General News of Monday, 11 September 2000

Source: Accra Mail (Accra)

Kakum Park Canopy Walkway Steals Show

A miniature of the Kakum National Park canopy walkway is the toast of visitors at the ongoing World Expo in Hannover, Germany.

For the five days that this reporter visited the fair, visitors from all over the world had queued up to climb the miniature of one of the world's few canopy walkways.

An official of the Ghana stand told The Accra Mail that initially it was free, but fearing that the canopy could collapse if climbing was not regulated, they decided to charge a token one deutsche mark. Even that did not discourage curious visitors. According to the official, the walkway records an average of 1500 climbers a day.

The canopy walkway which was built by a group of Canadian and Ghanaian experts is suspended between odum and acacia trees above the stand and easily catches the attention of visitors. Amid traditional patriotic songs, the Ghana stand is arguably one of the loveliest at the Expo.

'The canopy walkway is to give tourists a foretaste of what to expect when they come to Ghana,' the official explained.

Also on display are pictures of castles and forts that have become icons of Ghana's tourism industry. Every year, hundreds of tourists visit the Cape Coast and Elmina Castles to catch a glimpse of the monuments that once housed slaves waiting to be ferried to the New World.

Another tourist attraction on show here is the Wli Water Falls in the Volta Region, demonstrating water from the mountains gushing through rocks. The official explained that it is intended to open up Wli for development. As usual, the stand has been adorned with colourful kente and Ghanaian artefacts.

Ghana's focus at the fair is the promotion of tourism, perhaps to replace her traditional exchange earners, cocoa and gold, whose unpredictable world prices have become a nightmare for the government. Last year, tourism fetched more than $300 million and is expected to do better in the coming years if it is well packaged and aggressively marketed.

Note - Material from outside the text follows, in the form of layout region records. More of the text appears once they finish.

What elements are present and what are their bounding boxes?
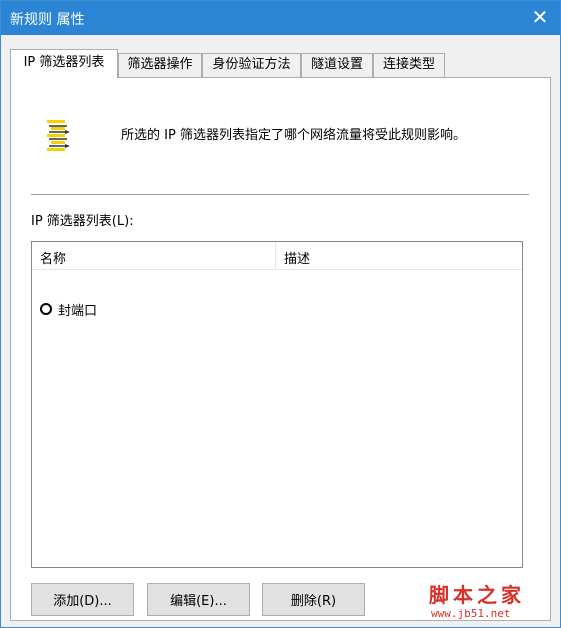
filter-list[interactable]: 名称 描述 封端口: [31, 241, 523, 568]
tab-ip-filter-list[interactable]: IP 筛选器列表: [10, 49, 118, 78]
add-button[interactable]: 添加(D)...: [31, 583, 134, 616]
watermark-url: www.jb51.net: [431, 607, 511, 620]
window-title: 新规则 属性: [10, 12, 85, 28]
edit-button[interactable]: 编辑(E)...: [147, 583, 250, 616]
watermark-text: 脚本之家: [429, 583, 525, 607]
column-divider[interactable]: [275, 242, 276, 269]
column-header-description[interactable]: 描述: [284, 248, 310, 267]
close-button[interactable]: ✕: [520, 1, 560, 35]
filter-list-icon: [47, 120, 70, 151]
delete-button[interactable]: 删除(R): [262, 583, 365, 616]
tab-filter-action[interactable]: 筛选器操作: [118, 53, 202, 77]
radio-button[interactable]: [40, 303, 52, 315]
column-header-name[interactable]: 名称: [40, 248, 66, 267]
tab-connection-type[interactable]: 连接类型: [373, 53, 445, 77]
title-bar[interactable]: 新规则 属性 ✕: [1, 1, 560, 35]
tab-tunnel-settings[interactable]: 隧道设置: [301, 53, 373, 77]
separator: [31, 194, 529, 195]
tab-authentication-methods[interactable]: 身份验证方法: [202, 53, 301, 77]
filter-list-label: IP 筛选器列表(L):: [31, 214, 134, 229]
list-item-name: 封端口: [58, 304, 98, 319]
info-description: 所选的 IP 筛选器列表指定了哪个网络流量将受此规则影响。: [121, 128, 466, 143]
list-header: 名称 描述: [32, 242, 522, 270]
watermark: 脚本之家 www.jb51.net: [429, 579, 554, 623]
properties-dialog: 新规则 属性 ✕ IP 筛选器列表 筛选器操作 身份验证方法 隧道设置 连接类型…: [0, 0, 561, 628]
tab-panel: 所选的 IP 筛选器列表指定了哪个网络流量将受此规则影响。 IP 筛选器列表(L…: [10, 77, 551, 621]
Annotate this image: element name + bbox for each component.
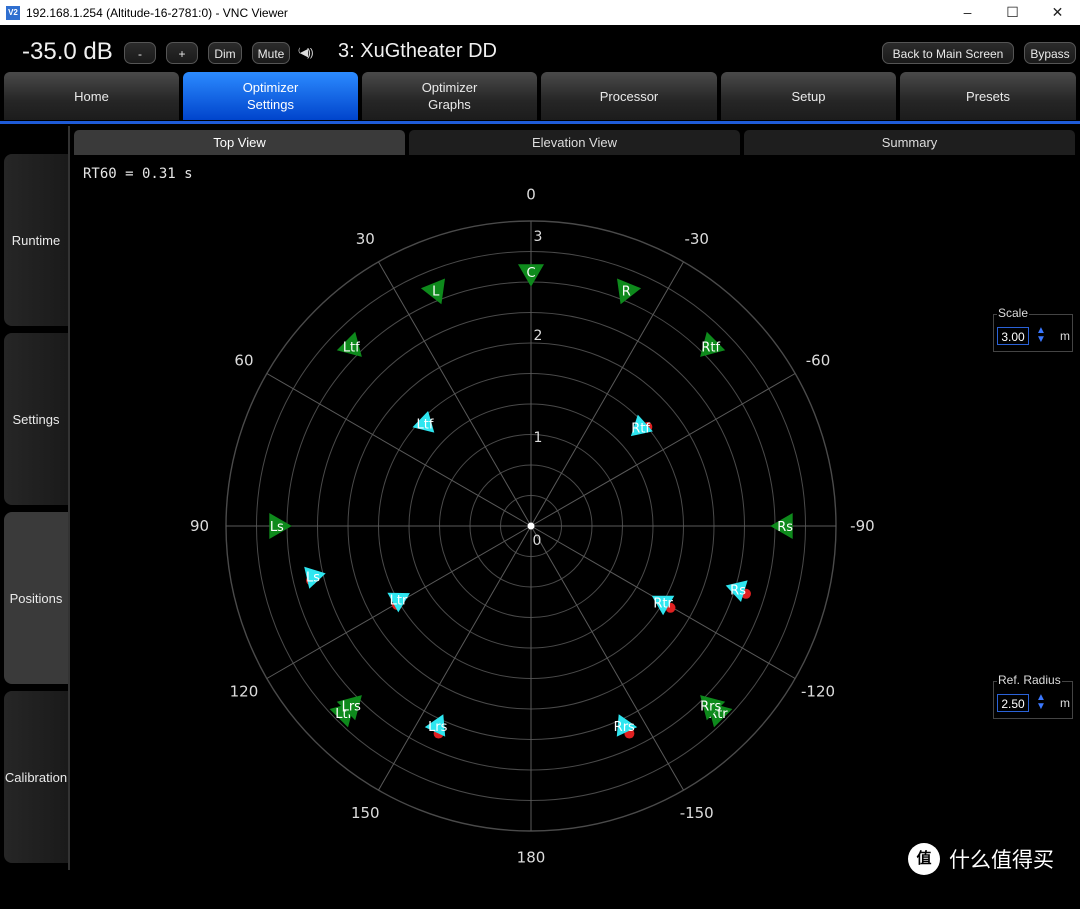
- radial-tick-label: 0: [533, 533, 542, 549]
- measured-speaker-label: Rrs: [614, 720, 635, 735]
- radial-tick-label: 3: [534, 229, 543, 245]
- ref-radius-label: Ref. Radius: [997, 673, 1062, 687]
- speaker-polar-plot: 3 2 1 0 0 30 60 90 120 150 180 -30 -60 -90 -120 -150 C L R…: [190, 186, 875, 867]
- ref-radius-unit: m: [1060, 696, 1070, 710]
- angle-tick-label: -120: [801, 683, 835, 701]
- scale-label: Scale: [997, 306, 1030, 320]
- grid-spoke: [378, 261, 532, 527]
- nominal-speaker-label: Ltf: [343, 340, 360, 355]
- measured-speaker-label: Rtr: [653, 596, 673, 611]
- angle-tick-label: 90: [190, 517, 209, 535]
- measured-speaker-label: Rs: [730, 583, 746, 598]
- nominal-speaker-label: R: [622, 284, 631, 299]
- angle-tick-label: -90: [850, 517, 875, 535]
- watermark: 值 什么值得买: [908, 843, 1054, 875]
- nominal-speaker-label: Rrs: [700, 700, 721, 715]
- nominal-speaker-label: Lrs: [342, 700, 362, 715]
- ref-radius-spinner-icon[interactable]: ▲ ▼: [1036, 693, 1046, 712]
- measured-speaker-label: Ltf: [416, 418, 433, 433]
- ref-radius-control: Ref. Radius 2.50 ▲ ▼ m: [993, 673, 1073, 719]
- scale-unit: m: [1060, 329, 1070, 343]
- scale-control: Scale 3.00 ▲ ▼ m: [993, 306, 1073, 352]
- nominal-speaker-label: L: [432, 284, 440, 299]
- measured-speaker-label: Ltr: [390, 593, 408, 608]
- grid-spoke: [266, 373, 532, 527]
- grid-spoke: [530, 261, 684, 527]
- nominal-speaker-label: C: [526, 266, 535, 281]
- radial-tick-label: 2: [534, 328, 543, 344]
- nominal-speaker-label: Ls: [270, 520, 284, 535]
- grid-spoke: [530, 373, 796, 527]
- angle-tick-label: 120: [230, 683, 259, 701]
- measured-speaker-label: Ls: [306, 570, 320, 585]
- angle-tick-label: 0: [526, 186, 536, 204]
- measured-speaker-label: Lrs: [428, 720, 448, 735]
- nominal-speaker-label: Rtf: [701, 340, 720, 355]
- watermark-text: 什么值得买: [949, 849, 1054, 872]
- angle-tick-label: -60: [806, 351, 831, 369]
- angle-tick-label: 180: [517, 848, 546, 866]
- grid-spoke: [530, 525, 684, 791]
- angle-tick-label: 30: [356, 230, 375, 248]
- watermark-logo-icon: 值: [908, 843, 940, 875]
- angle-tick-label: 150: [351, 804, 380, 822]
- ref-radius-input[interactable]: 2.50: [997, 694, 1029, 712]
- angle-tick-label: -150: [680, 804, 714, 822]
- measured-speaker-label: Rtf: [631, 421, 650, 436]
- nominal-speaker-label: Rs: [777, 520, 793, 535]
- scale-input[interactable]: 3.00: [997, 327, 1029, 345]
- angle-tick-label: 60: [234, 351, 253, 369]
- grid-spoke: [378, 525, 532, 791]
- listener-position-marker: [527, 522, 535, 530]
- radial-tick-label: 1: [534, 430, 543, 446]
- scale-spinner-icon[interactable]: ▲ ▼: [1036, 326, 1046, 345]
- angle-tick-label: -30: [684, 230, 709, 248]
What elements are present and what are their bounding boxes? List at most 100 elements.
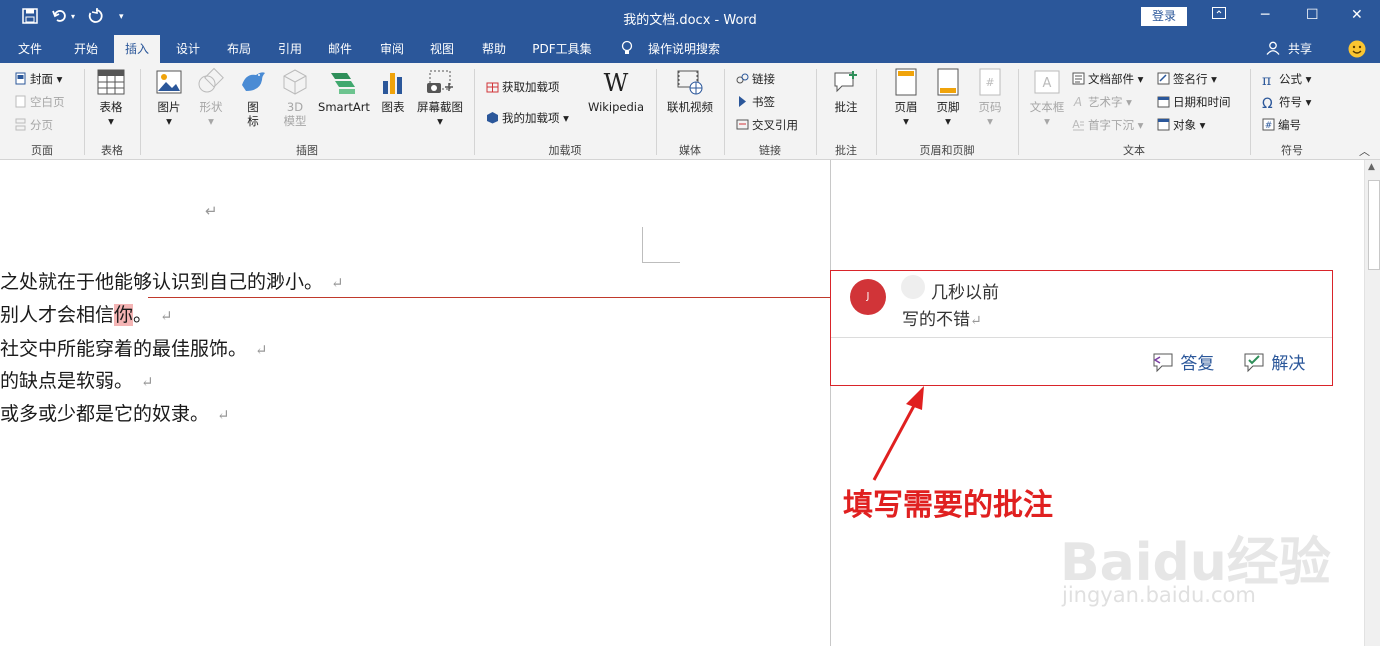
online-video-icon xyxy=(677,70,703,95)
group-label-addins: 加载项 xyxy=(548,144,582,157)
cross-reference-icon xyxy=(736,119,749,130)
vertical-scrollbar[interactable]: ▲ xyxy=(1364,160,1380,646)
group-label-symbols: 符号 xyxy=(1281,144,1303,157)
tab-pdf-tools[interactable]: PDF工具集 xyxy=(526,35,598,63)
cross-reference-button[interactable]: 交叉引用 xyxy=(736,116,798,134)
group-label-header-footer: 页眉和页脚 xyxy=(919,144,975,157)
bookmark-button[interactable]: 书签 xyxy=(736,93,775,111)
smiley-feedback-icon[interactable] xyxy=(1347,35,1367,63)
blank-page-button[interactable]: 空白页 xyxy=(14,93,65,111)
ribbon-display-options-icon[interactable] xyxy=(1212,7,1226,23)
picture-label: 图片 xyxy=(157,100,181,114)
wikipedia-button[interactable]: W Wikipedia xyxy=(585,67,647,114)
tell-me-search[interactable]: 操作说明搜索 xyxy=(642,35,726,63)
link-icon xyxy=(736,73,749,84)
object-button[interactable]: 对象 ▾ xyxy=(1157,116,1205,134)
document-line[interactable]: 的缺点是软弱。 ↵ xyxy=(0,366,154,393)
document-line[interactable]: 之处就在于他能够认识到自己的渺小。 ↵ xyxy=(0,267,344,294)
tab-view[interactable]: 视图 xyxy=(420,35,464,63)
tab-review[interactable]: 审阅 xyxy=(370,35,414,63)
tab-design[interactable]: 设计 xyxy=(166,35,210,63)
picture-button[interactable]: 图片 ▾ xyxy=(148,67,190,128)
online-video-button[interactable]: 联机视频 xyxy=(664,67,716,114)
comment-text[interactable]: 写的不错↵ xyxy=(902,305,982,330)
tab-references[interactable]: 引用 xyxy=(268,35,312,63)
chart-label: 图表 xyxy=(381,100,405,114)
header-label: 页眉 xyxy=(894,100,918,114)
line-text: 别人才会相信 xyxy=(0,304,115,326)
screenshot-button[interactable]: 屏幕截图 ▾ xyxy=(412,67,468,128)
shapes-button[interactable]: 形状 ▾ xyxy=(192,67,230,128)
collapse-ribbon-icon[interactable]: ︿ xyxy=(1359,143,1370,159)
group-label-tables: 表格 xyxy=(101,144,123,157)
tab-layout[interactable]: 布局 xyxy=(217,35,261,63)
new-comment-button[interactable]: 批注 xyxy=(826,67,866,114)
tab-help[interactable]: 帮助 xyxy=(472,35,516,63)
paragraph-mark: ↵ xyxy=(255,341,268,359)
footer-button[interactable]: 页脚 ▾ xyxy=(928,67,968,128)
paragraph-mark: ↵ xyxy=(970,313,982,329)
drop-cap-button[interactable]: A 首字下沉 ▾ xyxy=(1072,116,1143,134)
comment-divider xyxy=(831,337,1332,338)
tab-home[interactable]: 开始 xyxy=(64,35,108,63)
page-break-label: 分页 xyxy=(30,118,53,132)
cover-page-label: 封面 xyxy=(30,72,53,86)
page-break-icon xyxy=(15,118,26,131)
link-button[interactable]: 链接 xyxy=(736,70,775,88)
date-time-icon xyxy=(1157,96,1170,108)
my-addins-button[interactable]: 我的加载项 ▾ xyxy=(486,109,569,127)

Under the theme 'The environment: a tool for accelerated development', Ghana hopes to turn tourism into an inexhaustible gold mine to make for the short fall of revenue from cocoa and gold. Ironically, Ghana's closest rival, Cote d'Ivoire, which dethroned her as the world's leading producer of cocoa, has the latest technology on cocoa production on display. To Cote d'Ivoire, cocoa is still the engine of their economy.

The focus on tourism, especially, the Kakum National Park and the castles and forts, is a forthright decision. Of the four walkways in the world, Ghana boasts of the only one in Africa. Apart from the walkway, vestiges of the extent of European colonial presence in Ghana are evidenced by the fact that 29 of the remaining 32 forts and castles dotted along the west coast of West Africa are found in Ghana. UNESCO has designated these monuments as world heritage sites.

But in a country where there is more talking and less action it remains to be seen whether Ghana can make any headway. At the time of filing this report, the stand had run out of tourist maps and information for visitors.

Under the broad theme 'Humankind-Nature-Technology: A new world arising', the Expo is the greatest event to be hosted by a united Germany since the 1972 Olympic games and 1974 football world cup. For the first time a world Expo is taking place not only at the site, but also throughout the Hannover region and Germany as a whole. It is therefore not surprising that the federal government voted $400 million to prop up the fair when it recorded a slow take off.